Uh, I just need enough for daily infusions of beer, wine, cheetos, and daily massages at Asian spas, unlimited internet porn viewing, and I'm set for life - scarely any needs at all and all absolutely necessary for the fulfillment of my life.
As our own society slouches toward the brink of human cloning, this picture quietly raises the most profound questions about the meaning and worth of human life, and the collision of ethics and commercial imperatives with which we may very soon contend.
Such utter bullshit. It is far easier to grow human organs in a pig then it is to grow a human without a uterus.
It is far easier to grow human organs in a pig...
So that's why the pols keep increasing the number of LEOs.
Oh snap.
If you're unfamiliar with the story, please bookmark this review and go see the movie. The review will patiently await your return.
I can see why a fan would not want anyone to know what the plot is....it stinks so high it would turn away any informed viewer.
Don't worry, silly human things. Soon, my copies and I will enter our shiny metal death machines, and we will go xenocide on your asses. LOL No more worrying about these ethical dilemmas. It's crazy if you think about it! FTW
Jess
http://www.anon-yes-please.com
Is it a bot, or is it Trollex??
Before you all trash the theme further here, Never Let Me Go, the novel by Kazuo Ishiguro, is truly brilliant in setting up the society and tone for the story. It is one of my favorite books. Please give it a try.

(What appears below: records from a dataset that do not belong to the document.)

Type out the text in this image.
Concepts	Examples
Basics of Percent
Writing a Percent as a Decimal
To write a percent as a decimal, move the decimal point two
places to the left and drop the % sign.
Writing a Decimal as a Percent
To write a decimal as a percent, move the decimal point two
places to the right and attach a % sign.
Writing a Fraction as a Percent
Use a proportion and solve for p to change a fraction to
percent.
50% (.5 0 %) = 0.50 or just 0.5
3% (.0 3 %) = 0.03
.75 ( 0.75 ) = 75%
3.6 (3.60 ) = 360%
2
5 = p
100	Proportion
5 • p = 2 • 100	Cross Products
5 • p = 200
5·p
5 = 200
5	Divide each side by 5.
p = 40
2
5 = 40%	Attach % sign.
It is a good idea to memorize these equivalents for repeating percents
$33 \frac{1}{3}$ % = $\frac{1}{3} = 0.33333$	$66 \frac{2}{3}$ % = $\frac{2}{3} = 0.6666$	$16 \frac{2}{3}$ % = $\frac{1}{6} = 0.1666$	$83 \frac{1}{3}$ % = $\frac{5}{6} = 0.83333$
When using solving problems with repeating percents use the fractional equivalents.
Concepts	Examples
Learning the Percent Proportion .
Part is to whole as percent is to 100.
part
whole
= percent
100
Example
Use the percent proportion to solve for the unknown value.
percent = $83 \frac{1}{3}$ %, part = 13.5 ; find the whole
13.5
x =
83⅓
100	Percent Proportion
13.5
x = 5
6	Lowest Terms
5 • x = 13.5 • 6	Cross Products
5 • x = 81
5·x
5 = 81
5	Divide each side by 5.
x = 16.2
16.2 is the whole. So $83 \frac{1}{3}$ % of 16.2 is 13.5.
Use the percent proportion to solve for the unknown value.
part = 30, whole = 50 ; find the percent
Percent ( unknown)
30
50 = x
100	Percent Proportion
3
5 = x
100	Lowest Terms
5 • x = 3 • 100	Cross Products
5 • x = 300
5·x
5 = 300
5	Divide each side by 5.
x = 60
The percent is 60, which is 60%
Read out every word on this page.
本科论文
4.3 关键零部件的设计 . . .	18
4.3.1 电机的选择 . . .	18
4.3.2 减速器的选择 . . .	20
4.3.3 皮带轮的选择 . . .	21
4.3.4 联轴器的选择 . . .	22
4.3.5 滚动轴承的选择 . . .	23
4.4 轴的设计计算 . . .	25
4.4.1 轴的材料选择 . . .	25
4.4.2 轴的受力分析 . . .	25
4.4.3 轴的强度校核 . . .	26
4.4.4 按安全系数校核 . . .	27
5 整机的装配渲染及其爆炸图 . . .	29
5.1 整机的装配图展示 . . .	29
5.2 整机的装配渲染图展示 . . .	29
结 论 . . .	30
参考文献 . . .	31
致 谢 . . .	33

And for those of you unfamiliar with cloning and the growing of organs, as Carl Pham points out above, the technology to grow individual organs is nowhere near ready. It would be easier to grow a whole human in a borrowed womb; this whole organism cloning is being done with animals now. No one has grown true artificial organs yet. However, there is some really cool engineering of simple organs (like bladders) being done at Wake Forest University, for those of you interested in regenerative medicine.
If I need a replacement appendage, I don't want a copy of my own, which is sadly lacking - I want a clone of John Holmes' appendage.
Although it didn't involve clones, the idea that humans can create a race of slaves was one of the the themes of Ridley Scott's brilliant film, "Bladerunner." Interesting that no one in these comments so far has mentioned it...
Larry Niven already covered organ cloning, too, but in a more interesting way, in his novel A Gift From Earth.
Dude,
that dude from MTV news writes for Reason?